Goettler has bought two works from the show to hang at home: Dennis Carrie’s portrait of Frederick Douglass and Zenos Frudakis’s bronze “Maquette for Freedom.” They will join Ansel Adams photos of Japanese American internment camps during World War II, which Goettler downloaded from the Library of Congress website and had framed.
Nadine Strossen, a former president of the American Civil Liberties Union, hasn’t seen the exhibit yet. But she praised Cato’s effort to support the arts, including pieces that aren’t in lock-step with the think tank’s positions. In divisive times, she says, it’s harder but more important than ever to support freedom of controversial speech, especially when that speech potentially runs afoul of funders.
And Cato has had some famously opinionated funders. It was founded by Charles Koch and Edward Crane in 1977; for years, it received millions from foundations affiliated with Koch and his brother David. Crane stepped down in 2012 as part of a compromise to end a lawsuit filed by the Koch brothers, who were seeking control of the think tank. Other conservative foundations that have been major donors include the Sarah Scaife Foundation, the Searle Freedom Trust and the Lynde and Harry Bradley Foundation.
Goettler says so far, he has gotten nothing but positive feedback about the exhibit from board members — who, he says, “emphasized they thought this was a great initiative to bring new visitors to our building and introduce new people to Cato and our work.” He wants people to know the institute is “neither the red nor the blue team.”
Even if any of Cato’s funders did grumble, Cato spokeswoman Khristine Brookes says the think tank maintains its independence from both public and private patrons by not accepting government money, be it foreign or domestic, and by making sure that no more than 10 percent of its annual revenue comes from a single source. “None of our current or former contributors have ever gotten close to that threshold,” Brookes notes.
In the policy realm, Cato has been pointed about the effect of patronage on speech.
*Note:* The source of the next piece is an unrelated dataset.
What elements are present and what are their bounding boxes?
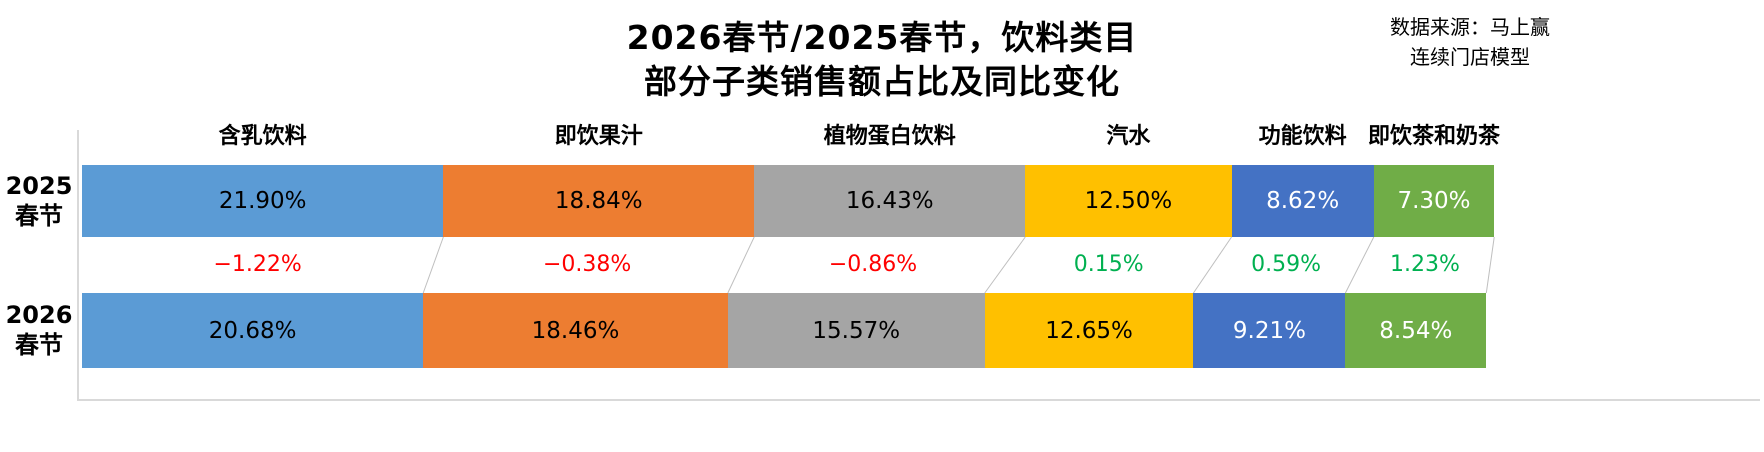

It has regularly called to defund the National Endowment for the Arts, arguing that art and state must be separated because when government support is involved, certain artists’ views will inevitably be favored over those of others. But Goettler says the show was not meant to be a vehicle for discussing arts funding.
There are no plans for the think tank to host regular exhibitions. Having devoted two staffers to the project, and given the price of transforming the lobby and basement into a gallery, Goettler says that Cato is likely to lose some money even if all of the pieces sell — but that was the plan from the start.
The show is already a success in Goettler’s eyes. The opening, he notes, drew more than 500 people — a third of whom hadn’t visited the institute before — making it the largest-ever crowd for a public event there. Rather than preaching to the choir, Goettler says, Cato wants to welcome visitors with different values so they can learn more about the think tank and vice versa. And as is customary at Cato, nearly everyone who stopped in for the show was offered a copy of the Constitution.
Menachem Wecker is a writer in Washington.